Apollo Alexandrovich Grigoryev

from Wikipedia, the free encyclopedia
Apollo Alexandrovich Grigoryev

Apollon Alexandrovich Grigoryev ( Russian Аполлон Александрович Григорьев * July 16 . Jul / 28. July  1822 greg. In Moscow , † September 25 jul. / 7. October  1864 greg. In Saint Petersburg ) was a Russian poet and literary critic .

Life

Apollon Grigoryev was the son of a secretary of the Moscow Magistrate. From 1838 to 1842 he studied law at the University of Moscow . He then got a job in the Senate, but soon gave it up in order to devote himself entirely to literature. At first he was a follower of Hegel , but later orientated himself more towards Schelling . At an early stage he showed great respect for German poetry and worked as a translator from Herder , Goethe , Schiller and Heine into Russian. For a short while he was a civil servant in Saint Petersburg. In the following years he led the life of a bohemian . He distinguished himself as a poet and important literary critic, but could hardly gain influence in the latter discipline during his lifetime. In 1846 he published a volume of his poetry. In 1851 he joined the “young editorial team” of the scientific-literary journal Moskvitjanin published in Moscow , which was oriented towards Slavophiles . Grigoryev wrote for this journal until it was discontinued in 1856. From 1861 he was co-author of the Saint Petersburg monthly Vremja , which was published by Fyodor Dostoyevsky and his brother Mikhail . After that he worked as a theater critic for several magazines. Due to his alcoholism , however, his health was in poor health and died in St. Petersburg in October 1864 as a result of his desolate lifestyle. He was buried in the Mitrofanievsky cemetery.
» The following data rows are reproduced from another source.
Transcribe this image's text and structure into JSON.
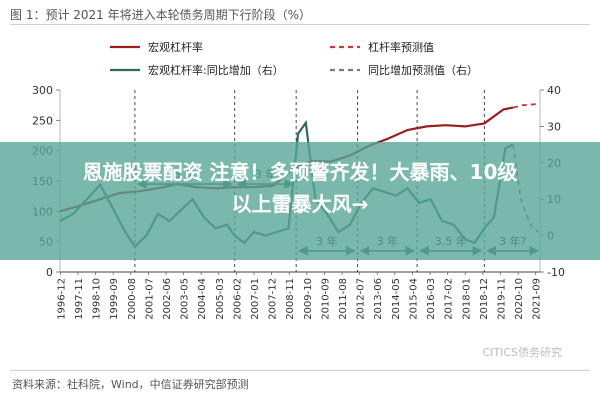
{
  "figure": {
    "title": "图 1：预计 2021 年将进入本轮债务周期下行阶段（%）",
    "source": "资料来源：社科院，Wind，中信证券研究部预测",
    "watermark": "CITICS债务研究"
  },
  "overlay": {
    "headline_line1": "恩施股票配资 注意！多预警齐发！大暴雨、10级",
    "headline_line2": "以上雷暴大风→"
  },
  "colors": {
    "leverage": "#9c1c1f",
    "growth": "#2f6b57",
    "annotation": "#2f6b57",
    "overlay": "#58a696"
  },
  "chart_data": {
    "type": "line",
    "legend": {
      "placement": "top",
      "entries": [
        "宏观杠杆率",
        "杠杆率预测值",
        "宏观杠杆率:同比增加（右）",
        "同比增加预测值（右）"
      ]
    },
    "x": {
      "tick_labels": [
        "1996-12",
        "1997-11",
        "1998-10",
        "1999-09",
        "2000-08",
        "2001-07",
        "2002-06",
        "2003-05",
        "2004-04",
        "2005-03",
        "2006-02",
        "2007-01",
        "2007-12",
        "2008-11",
        "2009-10",
        "2010-09",
        "2011-08",
        "2012-07",
        "2013-06",
        "2014-05",
        "2015-04",
        "2016-03",
        "2017-02",
        "2018-01",
        "2018-12",
        "2019-11",
        "2020-10",
        "2021-09"
      ],
      "range": [
        1996.9,
        2021.9
      ],
      "tick_start": 1996.917,
      "tick_step": 0.917
    },
    "y_left": {
      "ticks": [
        0,
        50,
        100,
        150,
        200,
        250,
        300
      ],
      "ylim": [
        0,
        300
      ]
    },
    "y_right": {
      "ticks": [
        -10,
        0,
        10,
        20,
        30,
        40
      ],
      "ylim": [
        -10,
        40
      ]
    },
    "series": [
      {
        "name": "宏观杠杆率",
        "axis": "left",
        "style": "solid",
        "color": "#9c1c1f",
        "points": [
          [
            1996.9,
            100
          ],
          [
            1998,
            110
          ],
          [
            1999,
            120
          ],
          [
            2000,
            130
          ],
          [
            2001,
            133
          ],
          [
            2002,
            138
          ],
          [
            2003,
            145
          ],
          [
            2004,
            140
          ],
          [
            2005,
            138
          ],
          [
            2006,
            140
          ],
          [
            2007,
            140
          ],
          [
            2008,
            142
          ],
          [
            2009,
            170
          ],
          [
            2010,
            183
          ],
          [
            2011,
            182
          ],
          [
            2012,
            192
          ],
          [
            2013,
            208
          ],
          [
            2014,
            220
          ],
          [
            2015,
            234
          ],
          [
            2016,
            240
          ],
          [
            2017,
            242
          ],
          [
            2018,
            240
          ],
          [
            2019,
            245
          ],
          [
            2020,
            268
          ],
          [
            2020.5,
            271
          ]
        ]
      },
      {
        "name": "杠杆率预测值",
        "axis": "left",
        "style": "dashed",
        "color": "#c43a3e",
        "points": [
          [
            2020.5,
            271
          ],
          [
            2021,
            275
          ],
          [
            2021.8,
            277
          ]
        ]
      },
      {
        "name": "宏观杠杆率:同比增加",
        "axis": "right",
        "style": "solid",
        "color": "#2f6b57",
        "points": [
          [
            1996.9,
            4
          ],
          [
            1997.6,
            6
          ],
          [
            1998.3,
            10
          ],
          [
            1999,
            14
          ],
          [
            1999.6,
            8
          ],
          [
            2000.3,
            1
          ],
          [
            2000.8,
            -3
          ],
          [
            2001.4,
            0
          ],
          [
            2002,
            6
          ],
          [
            2002.6,
            4
          ],
          [
            2003.2,
            7
          ],
          [
            2003.8,
            10
          ],
          [
            2004.4,
            5
          ],
          [
            2005,
            2
          ],
          [
            2005.6,
            3
          ],
          [
            2006,
            0
          ],
          [
            2006.5,
            -2
          ],
          [
            2007,
            1
          ],
          [
            2007.6,
            0
          ],
          [
            2008.2,
            1
          ],
          [
            2008.8,
            2
          ],
          [
            2009.3,
            28
          ],
          [
            2009.7,
            31
          ],
          [
            2010.2,
            10
          ],
          [
            2010.8,
            6
          ],
          [
            2011.4,
            1
          ],
          [
            2012,
            3
          ],
          [
            2012.6,
            9
          ],
          [
            2013.2,
            13
          ],
          [
            2013.8,
            12
          ],
          [
            2014.4,
            11
          ],
          [
            2015,
            13
          ],
          [
            2015.6,
            9
          ],
          [
            2016.2,
            10
          ],
          [
            2016.8,
            4
          ],
          [
            2017.4,
            3
          ],
          [
            2018,
            -1
          ],
          [
            2018.5,
            -2
          ],
          [
            2019,
            2
          ],
          [
            2019.5,
            5
          ],
          [
            2020.1,
            24
          ],
          [
            2020.5,
            25
          ]
        ]
      },
      {
        "name": "同比增加预测值",
        "axis": "right",
        "style": "dashed",
        "color": "#7a7a7a",
        "points": [
          [
            2020.5,
            25
          ],
          [
            2020.9,
            10
          ],
          [
            2021.4,
            3
          ],
          [
            2021.8,
            1
          ]
        ]
      }
    ],
    "annotations": [
      {
        "text": "5 年",
        "x_from": 2000.8,
        "x_to": 2006.0,
        "axis": "left",
        "y": 145
      },
      {
        "text": "3 年",
        "x_from": 2006.0,
        "x_to": 2009.2,
        "axis": "left",
        "y": 145
      },
      {
        "text": "3 年",
        "x_from": 2009.2,
        "x_to": 2012.4,
        "axis": "left",
        "y": 35
      },
      {
        "text": "3 年",
        "x_from": 2012.4,
        "x_to": 2015.5,
        "axis": "left",
        "y": 35
      },
      {
        "text": "3.5 年",
        "x_from": 2015.5,
        "x_to": 2019.0,
        "axis": "left",
        "y": 35
      },
      {
        "text": "3 年?",
        "x_from": 2019.0,
        "x_to": 2022.0,
        "axis": "left",
        "y": 35
      }
    ],
    "vlines": [
      2000.8,
      2006.0,
      2009.2,
      2012.4,
      2015.5,
      2019.0
    ]
  }
}
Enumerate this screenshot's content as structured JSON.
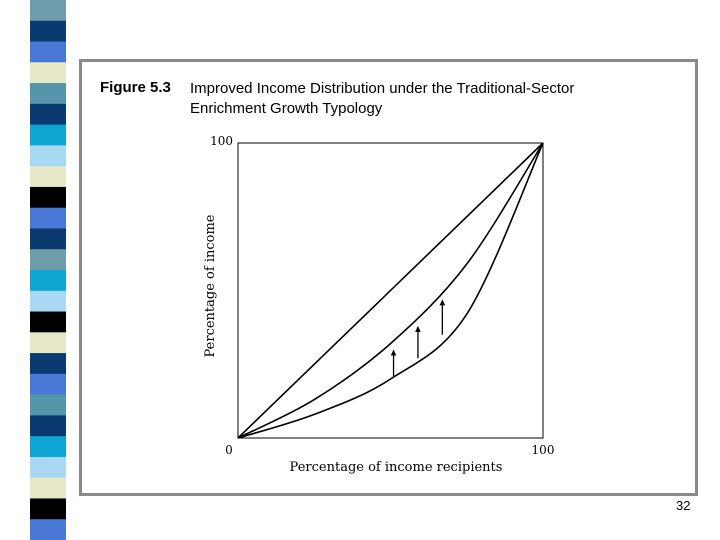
{
  "slide": {
    "figure_label": "Figure 5.3",
    "title_lines": [
      "Improved Income Distribution under the Traditional-Sector",
      "Enrichment Growth Typology"
    ],
    "page_number": "32"
  },
  "colors": {
    "stripe": [
      "#6f9cab",
      "#0a3a70",
      "#4a78d6",
      "#e6e8c8",
      "#5596ab",
      "#0a3a70",
      "#0ea5d3",
      "#a9d8f2",
      "#e6e8c8",
      "#000000",
      "#4a78d6",
      "#0a3a70",
      "#6f9cab",
      "#0ea5d3",
      "#a9d8f2",
      "#000000",
      "#e6e8c8",
      "#0a3a70",
      "#4a78d6",
      "#5596ab",
      "#0a3a70",
      "#0ea5d3",
      "#a9d8f2",
      "#e6e8c8",
      "#000000",
      "#4a78d6"
    ],
    "panel_border": "#8a8a8a"
  },
  "chart_data": {
    "type": "line",
    "xlabel": "Percentage of income recipients",
    "ylabel": "Percentage of income",
    "xlim": [
      0,
      100
    ],
    "ylim": [
      0,
      100
    ],
    "x_tick_labels": [
      "0",
      "100"
    ],
    "y_tick_labels": [
      "100"
    ],
    "series": [
      {
        "x": [
          0,
          25,
          50,
          75,
          100
        ],
        "y": [
          0,
          25,
          50,
          75,
          100
        ]
      },
      {
        "x": [
          0,
          25,
          50,
          75,
          100
        ],
        "y": [
          0,
          13,
          32,
          59,
          100
        ]
      },
      {
        "x": [
          0,
          25,
          50,
          75,
          100
        ],
        "y": [
          0,
          8,
          20,
          42,
          100
        ]
      }
    ],
    "arrows": [
      {
        "x": 51,
        "y_from": 21,
        "y_to": 30
      },
      {
        "x": 59,
        "y_from": 27,
        "y_to": 38
      },
      {
        "x": 67,
        "y_from": 35,
        "y_to": 47
      }
    ]
  }
}
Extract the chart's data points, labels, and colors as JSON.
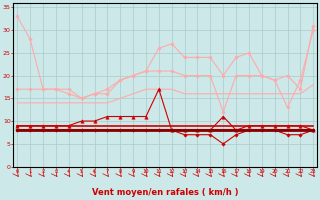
{
  "xlabel": "Vent moyen/en rafales ( km/h )",
  "background_color": "#cce8e8",
  "grid_color": "#aacccc",
  "x": [
    0,
    1,
    2,
    3,
    4,
    5,
    6,
    7,
    8,
    9,
    10,
    11,
    12,
    13,
    14,
    15,
    16,
    17,
    18,
    19,
    20,
    21,
    22,
    23
  ],
  "series": [
    {
      "y": [
        33,
        28,
        17,
        17,
        17,
        15,
        16,
        16,
        19,
        20,
        21,
        26,
        27,
        24,
        24,
        24,
        20,
        24,
        25,
        20,
        19,
        20,
        17,
        31
      ],
      "color": "#ffaaaa",
      "lw": 0.8,
      "marker": "D",
      "ms": 1.8
    },
    {
      "y": [
        17,
        17,
        17,
        17,
        16,
        15,
        16,
        17,
        19,
        20,
        21,
        21,
        21,
        20,
        20,
        20,
        12,
        20,
        20,
        20,
        19,
        13,
        19,
        30
      ],
      "color": "#ffaaaa",
      "lw": 0.8,
      "marker": "D",
      "ms": 1.8
    },
    {
      "y": [
        14,
        14,
        14,
        14,
        14,
        14,
        14,
        14,
        15,
        16,
        17,
        17,
        17,
        16,
        16,
        16,
        16,
        16,
        16,
        16,
        16,
        16,
        16,
        18
      ],
      "color": "#ffaaaa",
      "lw": 0.8,
      "marker": null,
      "ms": 0
    },
    {
      "y": [
        9,
        9,
        9,
        9,
        9,
        10,
        10,
        11,
        11,
        11,
        11,
        17,
        8,
        8,
        8,
        8,
        11,
        8,
        9,
        9,
        9,
        9,
        9,
        8
      ],
      "color": "#cc0000",
      "lw": 0.8,
      "marker": "^",
      "ms": 2.5
    },
    {
      "y": [
        9,
        9,
        9,
        9,
        9,
        9,
        9,
        9,
        9,
        9,
        9,
        9,
        9,
        9,
        9,
        9,
        9,
        9,
        9,
        9,
        9,
        9,
        9,
        9
      ],
      "color": "#cc0000",
      "lw": 1.2,
      "marker": null,
      "ms": 0
    },
    {
      "y": [
        8,
        8,
        8,
        8,
        8,
        8,
        8,
        8,
        8,
        8,
        8,
        8,
        8,
        8,
        8,
        8,
        8,
        8,
        8,
        8,
        8,
        8,
        8,
        8
      ],
      "color": "#cc0000",
      "lw": 1.5,
      "marker": null,
      "ms": 0
    },
    {
      "y": [
        8,
        8,
        8,
        8,
        8,
        8,
        8,
        8,
        8,
        8,
        8,
        8,
        8,
        7,
        7,
        7,
        5,
        7,
        8,
        8,
        8,
        7,
        7,
        8
      ],
      "color": "#cc0000",
      "lw": 0.8,
      "marker": "D",
      "ms": 1.8
    },
    {
      "y": [
        8,
        8,
        8,
        8,
        8,
        8,
        8,
        8,
        8,
        8,
        8,
        8,
        8,
        8,
        8,
        8,
        8,
        8,
        8,
        8,
        8,
        8,
        8,
        8
      ],
      "color": "#880000",
      "lw": 2.0,
      "marker": null,
      "ms": 0
    }
  ],
  "ylim": [
    0,
    36
  ],
  "yticks": [
    0,
    5,
    10,
    15,
    20,
    25,
    30,
    35
  ],
  "xlim": [
    -0.3,
    23.3
  ],
  "ylabel_fontsize": 5,
  "xlabel_fontsize": 6
}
Grigoryev combined emotional intensity and poetic reflection in his poetry and influenced Alexander Alexandrowitsch Blok , for example in his volume of poems Faina (1906-08). In addition, over a period of 20 years, he has reviewed all the latest appearances in literature in the leading Russian journals and published several critical treatises of value. A selection of these was published by Strachow after Grigoryev's death under the title Ssotschinénija Apollóna Grigorjewa ( Works by Apollon Grigorjew , Petersburg 1876). Initially a partisan of the Slavophiles, he later championed the general human cultural ideas. He is neither a supporter of the purely aesthetic nor the historical school of literary criticism, but, as he puts it, the representative of an “organic” criticism based on German idealism . According to Grigoryev, art is the reflection of the ideal. The laws by which Critique explains this mirror image are not drawn from the mirror image itself, which as an appearance is always more or less inadequate, but from the essence of the ideal. There is therefore an organic relationship between art and criticism in the knowledge of the ideal, and criticism must therefore be just as organic as art itself, in that it analytically spiritualizes the same organic elements of life to which art synthetically gives flesh and blood.